Mirror of Justice

A blog dedicated to the development of Catholic legal theory.
Affiliated with the Program on Church, State & Society at Notre Dame Law School.

Thursday, October 15, 2015

Judicial departmentalism and collapse into judicial supremacy

Howard Wasserman finds the term "judicial departmentalism" useful for describing what might also be called bounded judicial supremacy. He says, though, that "judicial departmentalism inevitably morphs into judicial supremacy," and the mechanism is easy to identify. Suppose that non-judicial officials try to follow some approach other than judicial supremacy. They will soon face difficulty. Just about any question of constitutional meaning can be brought within the judicial domain. Once in that domain, the principles promulgated in precedents of the Supreme Court will control. And so we end up with a form of judicial supremacy, but only after time, expense, and strife.

This arrangement of bounded judicial supremacy nonetheless remains different from standard judicial supremacy.
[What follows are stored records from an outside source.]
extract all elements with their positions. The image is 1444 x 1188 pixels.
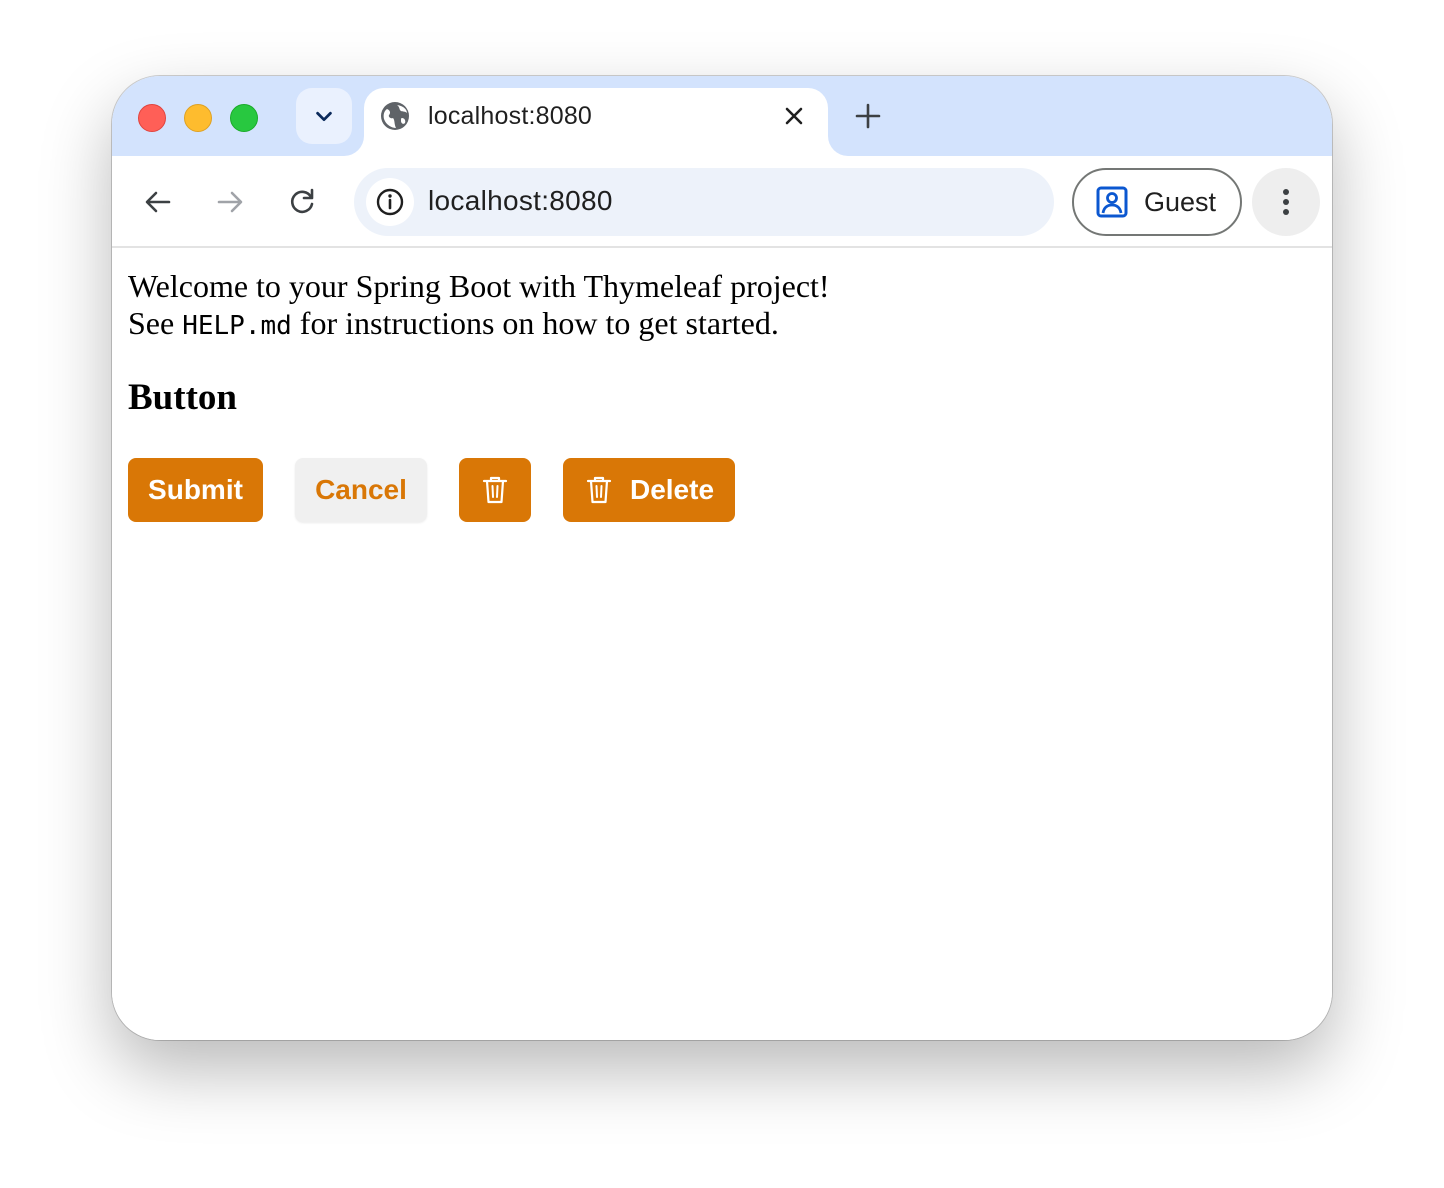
kebab-menu-icon <box>1283 189 1289 215</box>
button-row: Submit Cancel Delete <box>128 458 735 522</box>
new-tab-button[interactable] <box>850 98 886 134</box>
help-md-code: HELP.md <box>182 311 292 341</box>
delete-button[interactable]: Delete <box>563 458 735 522</box>
welcome-line-1: Welcome to your Spring Boot with Thymele… <box>128 268 830 304</box>
globe-icon <box>381 102 409 130</box>
page-content: Welcome to your Spring Boot with Thymele… <box>112 248 1332 1040</box>
back-button[interactable] <box>138 182 178 222</box>
trash-button[interactable] <box>459 458 531 522</box>
trash-icon <box>586 476 612 504</box>
tab-title: localhost:8080 <box>428 102 593 130</box>
minimize-window-button[interactable] <box>184 104 212 132</box>
reload-icon <box>291 188 314 214</box>
forward-button[interactable] <box>210 182 250 222</box>
arrow-right-icon <box>217 191 243 213</box>
person-badge-icon <box>1096 186 1128 218</box>
welcome-text: Welcome to your Spring Boot with Thymele… <box>128 268 830 345</box>
plus-icon <box>855 103 881 129</box>
profile-button[interactable]: Guest <box>1072 168 1242 236</box>
browser-menu-button[interactable] <box>1252 168 1320 236</box>
browser-toolbar: localhost:8080 Guest <box>112 156 1332 248</box>
welcome-line-2-suffix: for instructions on how to get started. <box>291 305 779 341</box>
profile-label: Guest <box>1144 187 1217 217</box>
address-bar-url: localhost:8080 <box>428 185 613 216</box>
close-icon <box>785 107 803 125</box>
arrow-left-icon <box>145 191 171 213</box>
trash-icon <box>482 476 508 504</box>
browser-window: localhost:8080 localhost:8080 Guest Welc… <box>112 76 1332 1040</box>
welcome-line-2-prefix: See <box>128 305 183 341</box>
site-info-button[interactable] <box>366 178 414 226</box>
reload-button[interactable] <box>282 182 322 222</box>
submit-button[interactable]: Submit <box>128 458 263 522</box>
chevron-down-icon <box>316 111 332 122</box>
cancel-button[interactable]: Cancel <box>295 458 427 522</box>
close-window-button[interactable] <box>138 104 166 132</box>
address-bar[interactable]: localhost:8080 <box>354 168 1054 236</box>
section-heading: Button <box>128 377 237 418</box>
delete-button-label: Delete <box>629 474 715 505</box>
tab-close-button[interactable] <box>780 102 808 130</box>
info-icon <box>376 188 404 216</box>
tab-strip: localhost:8080 <box>112 76 1332 168</box>
maximize-window-button[interactable] <box>230 104 258 132</box>
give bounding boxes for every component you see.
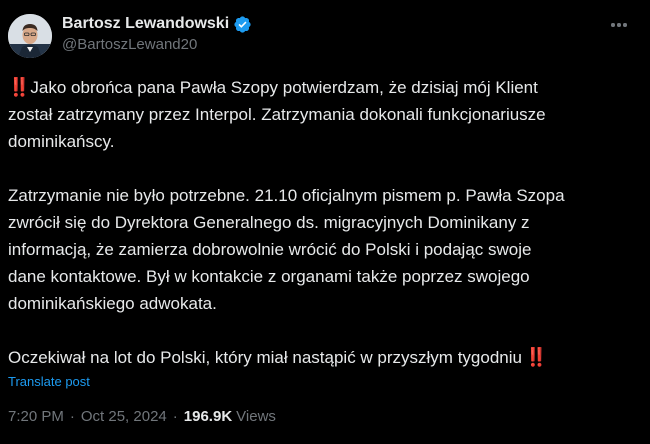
avatar[interactable] bbox=[8, 14, 52, 58]
views-count[interactable]: 196.9K bbox=[184, 408, 232, 425]
name-row: Bartosz Lewandowski bbox=[62, 13, 252, 35]
translate-post-link[interactable]: Translate post bbox=[8, 374, 90, 389]
post-time[interactable]: 7:20 PM bbox=[8, 408, 64, 425]
tweet-metadata: 7:20 PM · Oct 25, 2024 · 196.9K Views bbox=[8, 408, 276, 425]
tweet-text: ‼️ Jako obrońca pana Pawła Szopy potwierd… bbox=[8, 74, 640, 371]
double-exclamation-emoji: ‼️ bbox=[8, 77, 30, 97]
paragraph-1: ‼️ Jako obrońca pana Pawła Szopy potwierd… bbox=[8, 74, 640, 155]
display-name[interactable]: Bartosz Lewandowski bbox=[62, 15, 229, 33]
paragraph-3-text: Oczekiwał na lot do Polski, który miał n… bbox=[8, 348, 522, 367]
meta-separator: · bbox=[172, 408, 178, 425]
more-horizontal-icon bbox=[611, 23, 615, 27]
post-date[interactable]: Oct 25, 2024 bbox=[81, 408, 167, 425]
more-dot bbox=[623, 23, 627, 27]
double-exclamation-emoji: ‼️ bbox=[524, 347, 547, 367]
paragraph-3: Oczekiwał na lot do Polski, który miał n… bbox=[8, 344, 640, 371]
tweet: Bartosz Lewandowski @BartoszLewand20 ‼️ J… bbox=[0, 0, 650, 444]
more-options-button[interactable] bbox=[608, 16, 630, 34]
user-handle[interactable]: @BartoszLewand20 bbox=[62, 36, 252, 53]
meta-separator: · bbox=[69, 408, 75, 425]
paragraph-2: Zatrzymanie nie było potrzebne. 21.10 of… bbox=[8, 186, 565, 313]
more-dot bbox=[617, 23, 621, 27]
verified-badge-icon[interactable] bbox=[233, 15, 252, 34]
avatar-image bbox=[8, 14, 52, 58]
paragraph-1-text: Jako obrońca pana Pawła Szopy potwierdza… bbox=[8, 78, 546, 151]
views-label: Views bbox=[236, 408, 276, 425]
author-block: Bartosz Lewandowski @BartoszLewand20 bbox=[62, 13, 252, 53]
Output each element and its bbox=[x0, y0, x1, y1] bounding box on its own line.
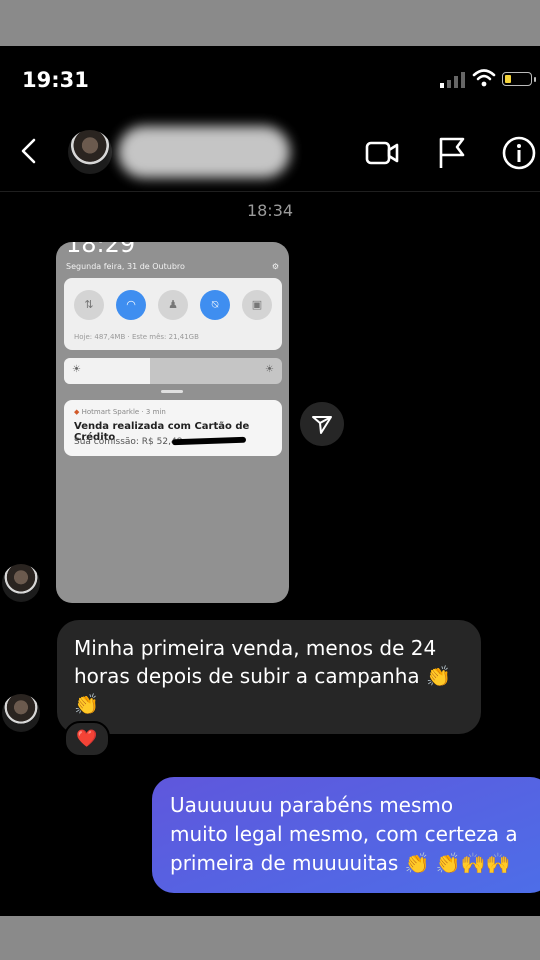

On the standard understanding of judicial supremacy, Supreme Court decisions about constitutional meaning control directly for everyone by virtue of being Supreme Court decisions, rather than controlling only indirectly through repetitive litigation governed by vertical stare decisis.

There might not be much practical difference between these two approaches most of the time. But a Supreme Court that operates with a judicial departmentalist mindset may approach matters differently than one that operates with a judicial supremacist mindset. Additionally, the judicial departmentalist framework highlights the legal contestability of the Court's pronouncements within the judicial domain as well as the notion that the judicial domain has boundaries around it.